My Journey with Generalized Anxiety Disorder

Writing about my anxiety is not something I thought I would ever have to do. For a long time, I thought that talking about my mental illness was taboo or inappropriate. What I now know is that not talking about it was the problem. While my battle with anxiety has been something very personal, speaking about it has been profound in my journey to accept it.

I was diagnosed with Generalized Anxiety Disorder when I was about 12 years old. I was being tested for ADHD after an extended period of not doing well in my classes. After performing a series of tests and tasks, the results came back that I had GAD.

I can trace my anxiety back to well before I was diagnosed. Growing up, I could never be home alone or sleep alone, or really ever be alone at all. I had a really hard time with transitions, especially going back-and-forth from my parents’ homes. I didn’t realize this wasn’t normal until I reached middle school and still felt afraid to be alone in my own homes.

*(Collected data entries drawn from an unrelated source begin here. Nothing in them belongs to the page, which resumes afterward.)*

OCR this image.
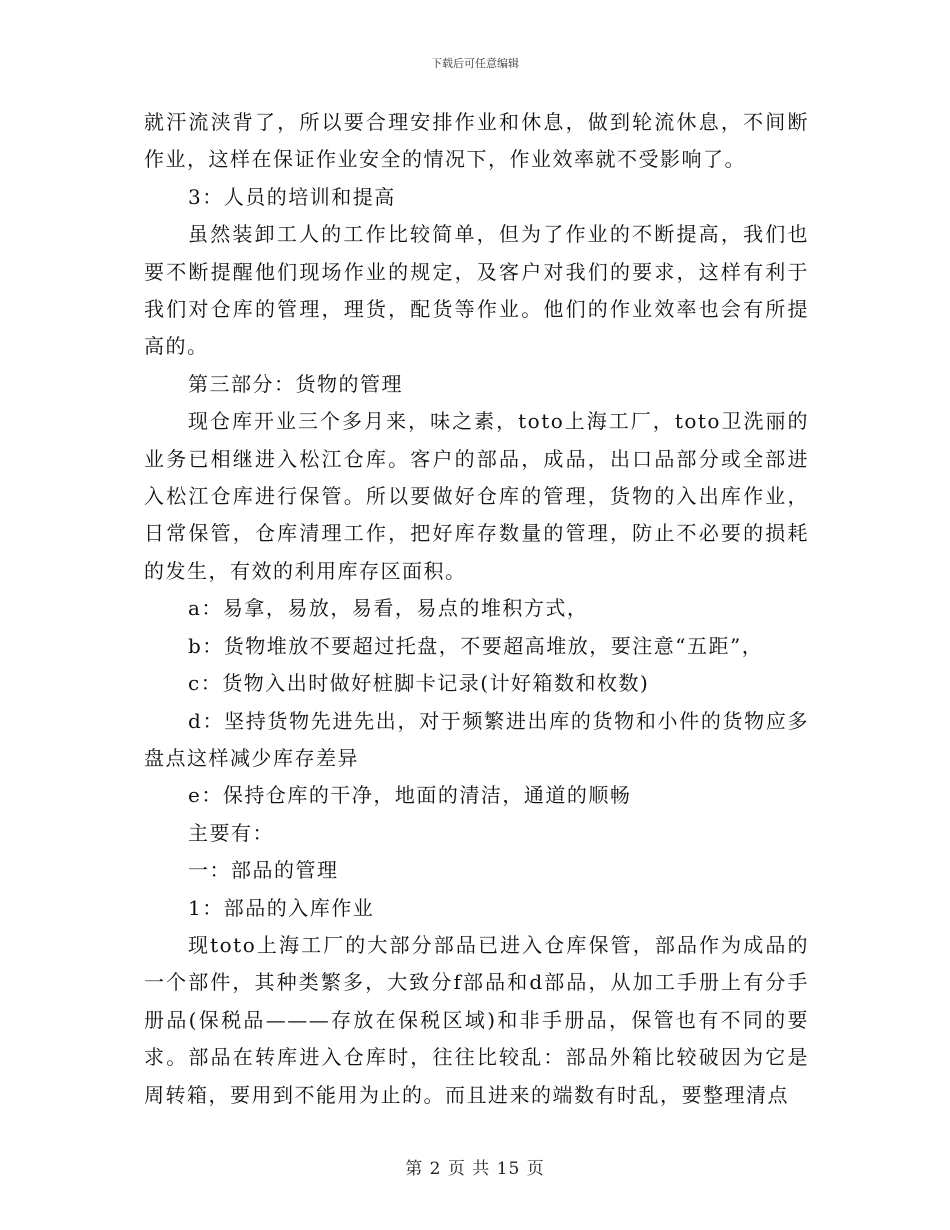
下载后可任意编辑

就汗流浃背了，所以要合理安排作业和休息，做到轮流休息，不间断作业，这样在保证作业安全的情况下，作业效率就不受影响了。

3：人员的培训和提高

虽然装卸工人的工作比较简单，但为了作业的不断提高，我们也要不断提醒他们现场作业的规定，及客户对我们的要求，这样有利于我们对仓库的管理，理货，配货等作业。他们的作业效率也会有所提高的。

第三部分：货物的管理

现仓库开业三个多月来，味之素，toto上海工厂，toto卫洗丽的业务已相继进入松江仓库。客户的部品，成品，出口品部分或全部进入松江仓库进行保管。所以要做好仓库的管理，货物的入出库作业，日常保管，仓库清理工作，把好库存数量的管理，防止不必要的损耗的发生，有效的利用库存区面积。

a：易拿，易放，易看，易点的堆积方式，

b：货物堆放不要超过托盘，不要超高堆放，要注意“五距”，

c：货物入出时做好桩脚卡记录(计好箱数和枚数)

d：坚持货物先进先出，对于频繁进出库的货物和小件的货物应多盘点这样减少库存差异

e：保持仓库的干净，地面的清洁，通道的顺畅

主要有：

一：部品的管理

1：部品的入库作业

现toto上海工厂的大部分部品已进入仓库保管，部品作为成品的一个部件，其种类繁多，大致分f部品和d部品，从加工手册上有分手册品(保税品———存放在保税区域)和非手册品，保管也有不同的要求。部品在转库进入仓库时，往往比较乱：部品外箱比较破因为它是周转箱，要用到不能用为止的。而且进来的端数有时乱，要整理清点

第 2 页 共 15 页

My treatment of my anxiety during my adolescent years consisted of therapy and distraction. I didn’t acknowledge the fact that I was truly struggling with a mental illness until my junior year of high school, when I sustained a serious concussion. After my concussion, I dealt with a year of ongoing migraines and, later on, dissociative episodes. These experiences really constrained me from normal teenage life and caused me to fall into a depression. At the time, I didn’t know how to talk about mental health and mental illness and therefore isolated myself further. While this was quite a dark time in my life, it forced me to learn about my brain, mind, and the culture surrounding mental health. During this time, I also went on an antidepressant/anti-anxiety medication and remained on it for three years.

As I began college, which I wasn’t sure I would even be able to do given my head injury, I really had to address my anxiety head on. I’ve always been good at putting on a brave face and acting like everything is okay even if it isn’t. Beginning college forced me to be clear with my boundaries and my needs, because if I didn’t, I knew I wouldn’t perform well in school. The next three years were filled with ups and downs, and a whole lot of learning.

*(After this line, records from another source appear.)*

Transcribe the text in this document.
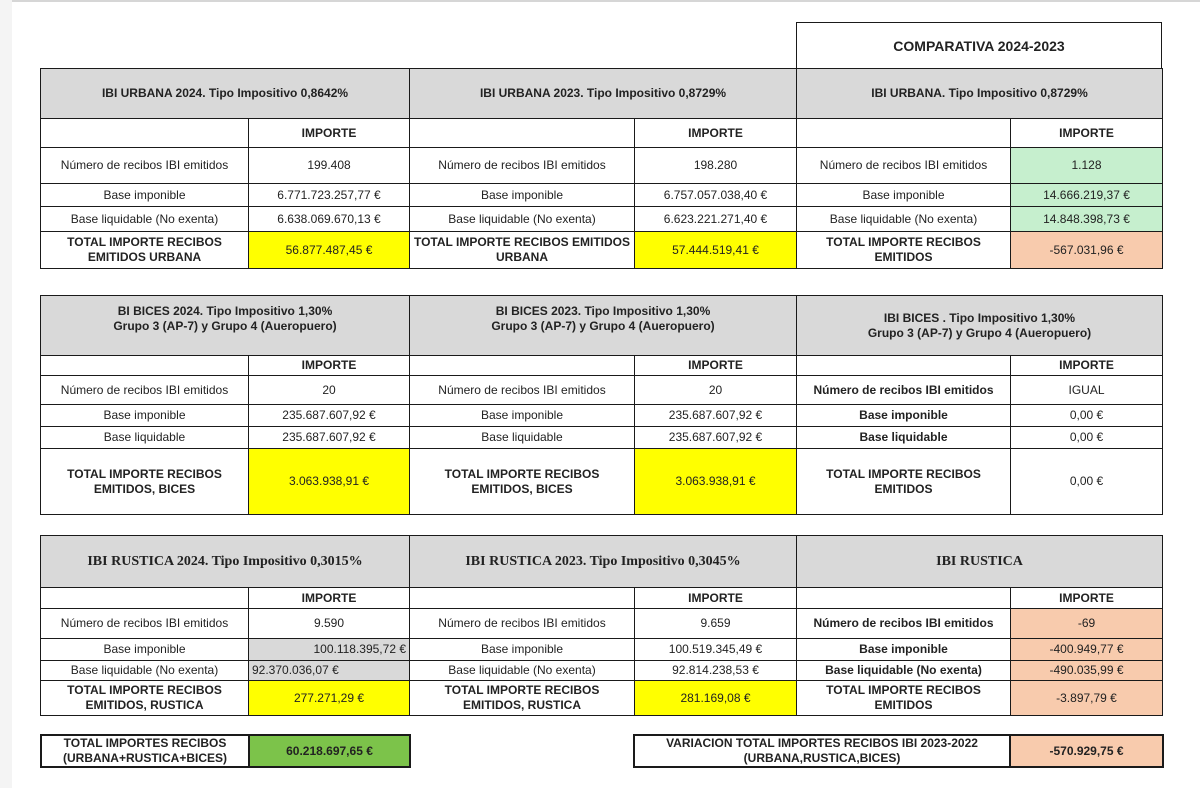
COMPARATIVA 2024-2023
IBI URBANA 2024. Tipo Impositivo 0,8642%	
	IMPORTE
Número de recibos IBI emitidos	199.408
Base imponible	6.771.723.257,77 €
Base liquidable (No exenta)	6.638.069.670,13 €
TOTAL IMPORTE RECIBOS EMITIDOS URBANA	56.877.487,45 €
IBI URBANA 2023. Tipo Impositivo 0,8729%	
	IMPORTE
Número de recibos IBI emitidos	198.280
Base imponible	6.757.057.038,40 €
Base liquidable (No exenta)	6.623.221.271,40 €
TOTAL IMPORTE RECIBOS EMITIDOS URBANA	57.444.519,41 €
IBI URBANA. Tipo Impositivo 0,8729%	
	IMPORTE
Número de recibos IBI emitidos	1.128
Base imponible	14.666.219,37 €
Base liquidable (No exenta)	14.848.398,73 €
TOTAL IMPORTE RECIBOS EMITIDOS	-567.031,96 €
BI BICES 2024. Tipo Impositivo 1,30%
Grupo 3 (AP-7) y Grupo 4 (Aueropuero)	

	IMPORTE
Número de recibos IBI emitidos	20
Base imponible	235.687.607,92 €
Base liquidable	235.687.607,92 €
TOTAL IMPORTE RECIBOS EMITIDOS, BICES	3.063.938,91 €
BI BICES 2023. Tipo Impositivo 1,30%
Grupo 3 (AP-7) y Grupo 4 (Aueropuero)	

	IMPORTE
Número de recibos IBI emitidos	20
Base imponible	235.687.607,92 €
Base liquidable	235.687.607,92 €
TOTAL IMPORTE RECIBOS EMITIDOS, BICES	3.063.938,91 €
IBI BICES . Tipo Impositivo 1,30%
Grupo 3 (AP-7) y Grupo 4 (Aueropuero)	

	IMPORTE
Número de recibos IBI emitidos	IGUAL
Base imponible	0,00 €
Base liquidable	0,00 €
TOTAL IMPORTE RECIBOS EMITIDOS	0,00 €
IBI RUSTICA 2024. Tipo Impositivo 0,3015%	
	IMPORTE
Número de recibos IBI emitidos	9.590
Base imponible	100.118.395,72 €
Base liquidable (No exenta)	92.370.036,07 €
TOTAL IMPORTE RECIBOS EMITIDOS, RUSTICA	277.271,29 €
IBI RUSTICA 2023. Tipo Impositivo 0,3045%	
	IMPORTE
Número de recibos IBI emitidos	9.659
Base imponible	100.519.345,49 €
Base liquidable (No exenta)	92.814.238,53 €
TOTAL IMPORTE RECIBOS EMITIDOS, RUSTICA	281.169,08 €
IBI RUSTICA	
	IMPORTE
Número de recibos IBI emitidos	-69
Base imponible	-400.949,77 €
Base liquidable (No exenta)	-490.035,99 €
TOTAL IMPORTE RECIBOS EMITIDOS	-3.897,79 €
TOTAL IMPORTES RECIBOS (URBANA+RUSTICA+BICES)	60.218.697,65 €
VARIACION TOTAL IMPORTES RECIBOS IBI 2023-2022 (URBANA,RUSTICA,BICES)	-570.929,75 €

Once I was thrown into a situation where I was truly living just for myself, I felt I had the power to take my anxiety treatment into my own hands. This was a complicated journey. While it felt good to feel somewhat in control, it also felt daunting. Sometimes it felt like I would never feel better. Sometimes it felt like I couldn’t handle any type of stress and I would never be able to get through college. Joining, and eventually leading, a mental health advocacy club on campus really helped me see that I was not the only one in this struggle. But, even more so, developing loving and compassionate relationships gave me the inspiration to be my best self.

It took me a long time to figure out what my best self was. I now know, as a graduating senior, that I am my best self when I am putting in the work to be a happier and healthier person –– even if I’m not quite there yet. I am my best self when I am giving to others but not taking from myself to do so –– because healthy relationships are essential to my happiness and shouldn’t feel draining. These were all lessons that I had to learn the hard way, but they were so worth learning.

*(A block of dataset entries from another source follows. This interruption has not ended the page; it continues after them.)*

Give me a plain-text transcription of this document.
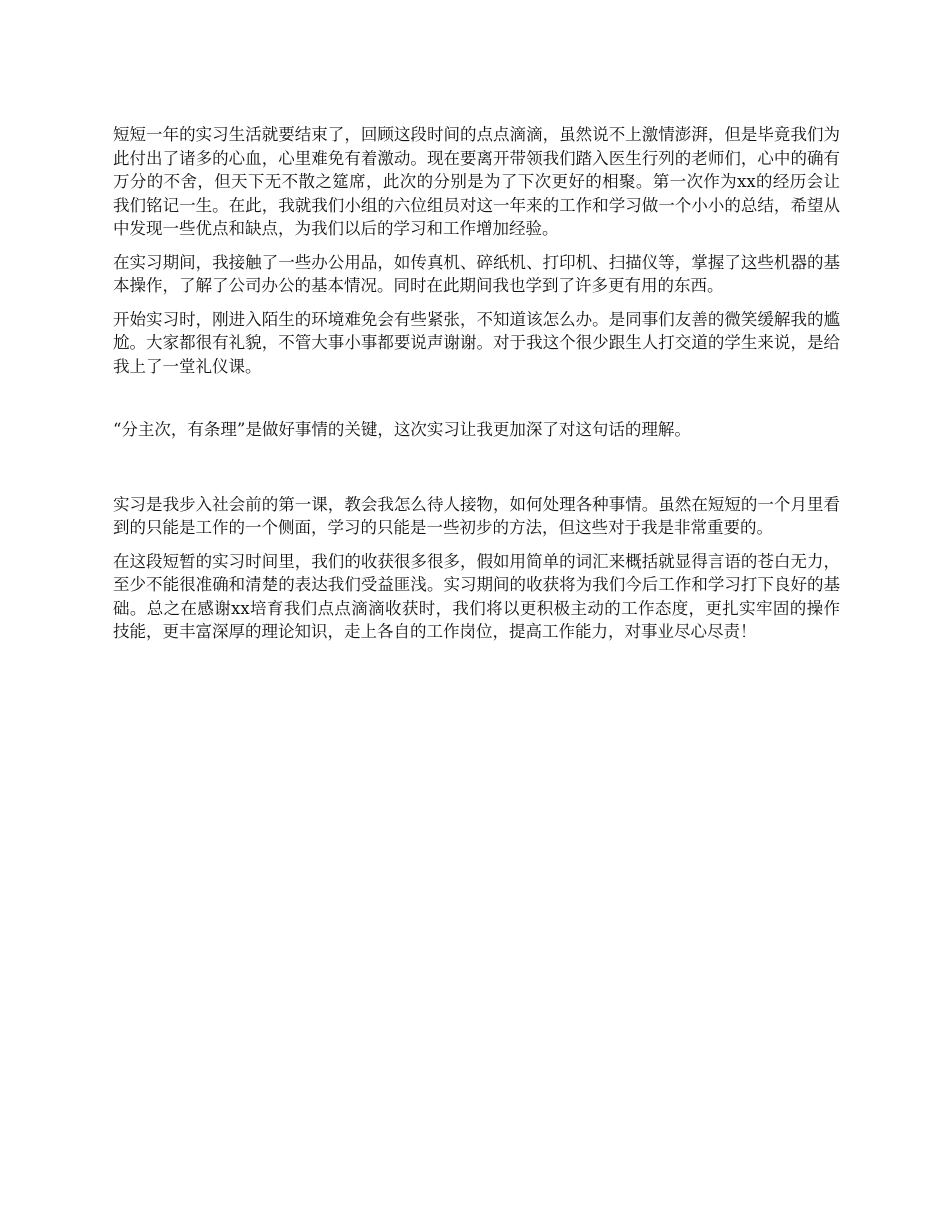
短短一年的实习生活就要结束了，回顾这段时间的点点滴滴，虽然说不上激情澎湃，但是毕竟我们为此付出了诸多的心血，心里难免有着激动。现在要离开带领我们踏入医生行列的老师们，心中的确有万分的不舍，但天下无不散之筵席，此次的分别是为了下次更好的相聚。第一次作为xx的经历会让我们铭记一生。在此，我就我们小组的六位组员对这一年来的工作和学习做一个小小的总结，希望从中发现一些优点和缺点，为我们以后的学习和工作增加经验。

在实习期间，我接触了一些办公用品，如传真机、碎纸机、打印机、扫描仪等，掌握了这些机器的基本操作，了解了公司办公的基本情况。同时在此期间我也学到了许多更有用的东西。

开始实习时，刚进入陌生的环境难免会有些紧张，不知道该怎么办。是同事们友善的微笑缓解我的尴尬。大家都很有礼貌，不管大事小事都要说声谢谢。对于我这个很少跟生人打交道的学生来说，是给我上了一堂礼仪课。

“分主次，有条理”是做好事情的关键，这次实习让我更加深了对这句话的理解。

实习是我步入社会前的第一课，教会我怎么待人接物，如何处理各种事情。虽然在短短的一个月里看到的只能是工作的一个侧面，学习的只能是一些初步的方法，但这些对于我是非常重要的。

在这段短暂的实习时间里，我们的收获很多很多，假如用简单的词汇来概括就显得言语的苍白无力，至少不能很准确和清楚的表达我们受益匪浅。实习期间的收获将为我们今后工作和学习打下良好的基础。总之在感谢xx培育我们点点滴滴收获时，我们将以更积极主动的工作态度，更扎实牢固的操作技能，更丰富深厚的理论知识，走上各自的工作岗位，提高工作能力，对事业尽心尽责！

As I look back on my journey with anxiety, I feel the urge to give past me a huge hug. She didn’t know how bad it could get, but she also didn’t know how good it could be. Anxiety is something that affects all of us, even if you don’t know it. While I can’t say that I have completely mastered my anxiety, I have certainly made great strides in doing so. I am now armed with the tools I need to manage my anxiety so that I can be a happy and fulfilled person. I still have my ups and downs and I’m still growing and learning, but I am way beyond where I was four years ago.It’s hard to dedicate yourself to getting better when you feel like you keep trying and it’s not working. I thought this for most of my life, but once I really, really put in the work, my mind followed. Anxiety can feel never-ending and earth-shattering, like it’s just a part of you that will never change. But with the right combination of tools, we all can live full lives while striving for superb mental health. Although my anxiety likely will never go away, I am learning how to live with it –– rather than fight it –– to feel more whole.